The Years – WINNER OF THE 2022 NOBEL PRIZE IN LITERATURE by Annie Ernaux

The Years – WINNER OF THE 2022 NOBEL PRIZE IN LITERATURE by Annie Ernaux

Author:Annie Ernaux [Annie Ernaux]
Language: eng
Format: epub
ISBN: 9781910695791
Publisher: Fitzcarraldo Editions
Published: 2018-03-15T00:00:00+00:00


Only facts presented on TV achieved the status of reality. Everyone had a colour set. The elderly turned it on at noon when the broadcast day began and fell asleep at night in front of the test pattern. In winter, the pious had only to watch Le Jour du Seigneur to attend Mass at home. Housewives ironed while watching the soap operas on channel 1, or Madame Today on 2. Mothers kept children quiet with Les Visiteurs du mercredi and Walt Disney’s Wonderful World of Colour. For everyone, TV spelled the availability of immediate, low-cost distraction and peace of mind for wives, who were able to keep their husbands home on Sundays with the televised sports. It surrounded us with a constant and impalpable solicitude that bobbed along on the unanimously smiling and understanding faces of the show hosts (Jacques Martin and Stéphane Collaro), their easy affability (Bernard Pivot, Alain Decaux). We were increasingly united by the same curiosities, fears, and satisfactions. Would the heinous murderer of little Philippe Bertrand or the kidnapped Baron Empain be caught? Would the master criminal Mesrine be run to ground? Would Ayatollah Khomeini return to Iran? It gave us a power of quotation that was constantly renewed by current events and news items. It provided information on medicine, history, geography, animals, etc. The bank of common knowledge grew. It was a happy, inconsequential kind of knowledge which, unlike the kind one learned at school, didn’t need to be accounted for anywhere but in conversation, as long as one began with They said… or I saw on TV that… to indicate distance from the source or proof of veracity, depending.
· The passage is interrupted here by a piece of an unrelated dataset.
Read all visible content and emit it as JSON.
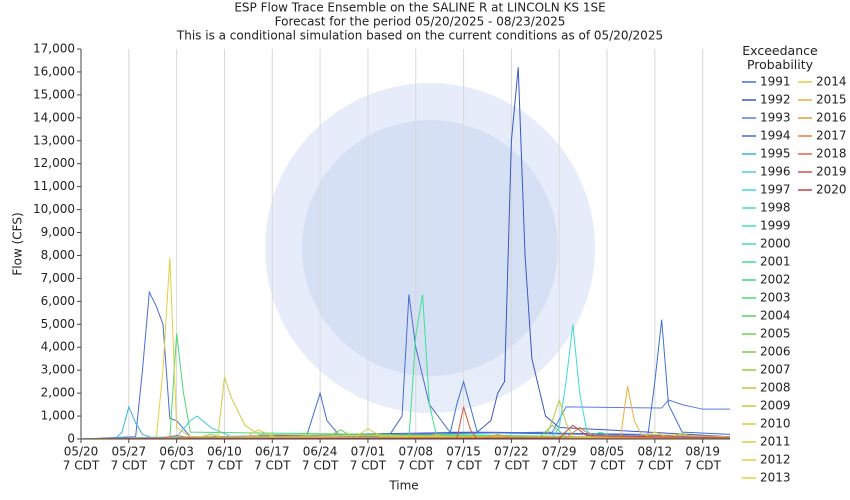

Teachers alone accused television of keeping children from reading and of sterilizing their imaginations. The kids couldn’t care less. At the top of their lungs they sang À la pêche aux moules moules moules, imitated the voices of Tweety and Sylvester, delighted in repeating Mammouth écrase les prixs, Mamie écrase les prouts; les Muppet Show et les durs pètent froid19.
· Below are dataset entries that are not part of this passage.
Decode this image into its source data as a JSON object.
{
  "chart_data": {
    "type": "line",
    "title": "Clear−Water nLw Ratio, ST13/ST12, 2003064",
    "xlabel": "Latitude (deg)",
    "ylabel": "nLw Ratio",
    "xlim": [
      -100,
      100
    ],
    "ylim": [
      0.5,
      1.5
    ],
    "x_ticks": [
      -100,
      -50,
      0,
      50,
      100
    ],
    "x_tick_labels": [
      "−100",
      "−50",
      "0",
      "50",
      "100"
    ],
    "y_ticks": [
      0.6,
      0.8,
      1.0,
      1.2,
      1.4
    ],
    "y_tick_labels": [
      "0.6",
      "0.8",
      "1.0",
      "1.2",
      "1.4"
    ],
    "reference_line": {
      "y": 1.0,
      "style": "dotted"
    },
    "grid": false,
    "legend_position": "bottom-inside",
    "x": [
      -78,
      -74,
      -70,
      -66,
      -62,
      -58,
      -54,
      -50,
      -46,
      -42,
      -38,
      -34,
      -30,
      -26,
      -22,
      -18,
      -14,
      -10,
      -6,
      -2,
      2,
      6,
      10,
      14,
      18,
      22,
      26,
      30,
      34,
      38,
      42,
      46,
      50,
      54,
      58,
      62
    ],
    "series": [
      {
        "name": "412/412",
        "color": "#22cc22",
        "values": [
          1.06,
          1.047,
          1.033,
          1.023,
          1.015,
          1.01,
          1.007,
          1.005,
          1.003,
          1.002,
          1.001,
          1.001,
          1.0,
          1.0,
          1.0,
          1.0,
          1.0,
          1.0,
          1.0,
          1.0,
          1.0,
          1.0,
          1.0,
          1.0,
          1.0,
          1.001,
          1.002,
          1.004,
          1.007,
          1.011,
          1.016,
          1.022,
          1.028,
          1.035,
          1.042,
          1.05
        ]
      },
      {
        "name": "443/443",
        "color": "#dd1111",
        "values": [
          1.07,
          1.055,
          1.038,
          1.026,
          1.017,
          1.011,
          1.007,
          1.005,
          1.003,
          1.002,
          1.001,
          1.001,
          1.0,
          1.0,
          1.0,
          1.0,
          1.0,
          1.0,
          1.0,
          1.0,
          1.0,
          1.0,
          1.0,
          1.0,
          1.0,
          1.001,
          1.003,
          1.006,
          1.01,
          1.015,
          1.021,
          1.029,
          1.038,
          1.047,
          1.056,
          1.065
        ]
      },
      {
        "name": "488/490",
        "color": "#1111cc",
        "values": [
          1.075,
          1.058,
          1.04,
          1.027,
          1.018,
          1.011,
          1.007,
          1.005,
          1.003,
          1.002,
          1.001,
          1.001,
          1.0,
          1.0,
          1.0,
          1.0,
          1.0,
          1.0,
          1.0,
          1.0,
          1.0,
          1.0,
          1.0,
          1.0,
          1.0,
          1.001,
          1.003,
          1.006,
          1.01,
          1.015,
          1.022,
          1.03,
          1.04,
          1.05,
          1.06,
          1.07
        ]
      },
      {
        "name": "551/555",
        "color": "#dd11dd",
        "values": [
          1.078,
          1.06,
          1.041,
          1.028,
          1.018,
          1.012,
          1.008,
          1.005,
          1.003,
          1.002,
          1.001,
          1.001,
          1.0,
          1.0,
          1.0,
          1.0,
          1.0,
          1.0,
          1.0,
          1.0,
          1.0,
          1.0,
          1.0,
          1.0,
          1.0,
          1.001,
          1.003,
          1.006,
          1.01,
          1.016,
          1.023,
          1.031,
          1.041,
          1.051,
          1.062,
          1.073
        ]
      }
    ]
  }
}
An eclectic and continuous recording of the world was achieved thanks to television. A new kind of memory was born. From the magma of the many thousands of virtual things, viewed, forgotten, and divested of voice-over commentary, items floated to the surface, superimposed – infomercials, faces in the news or generally famous, and strange or violent scenes – so that Jean Seberg and Aldo Moro appeared to have been found dead in the same car.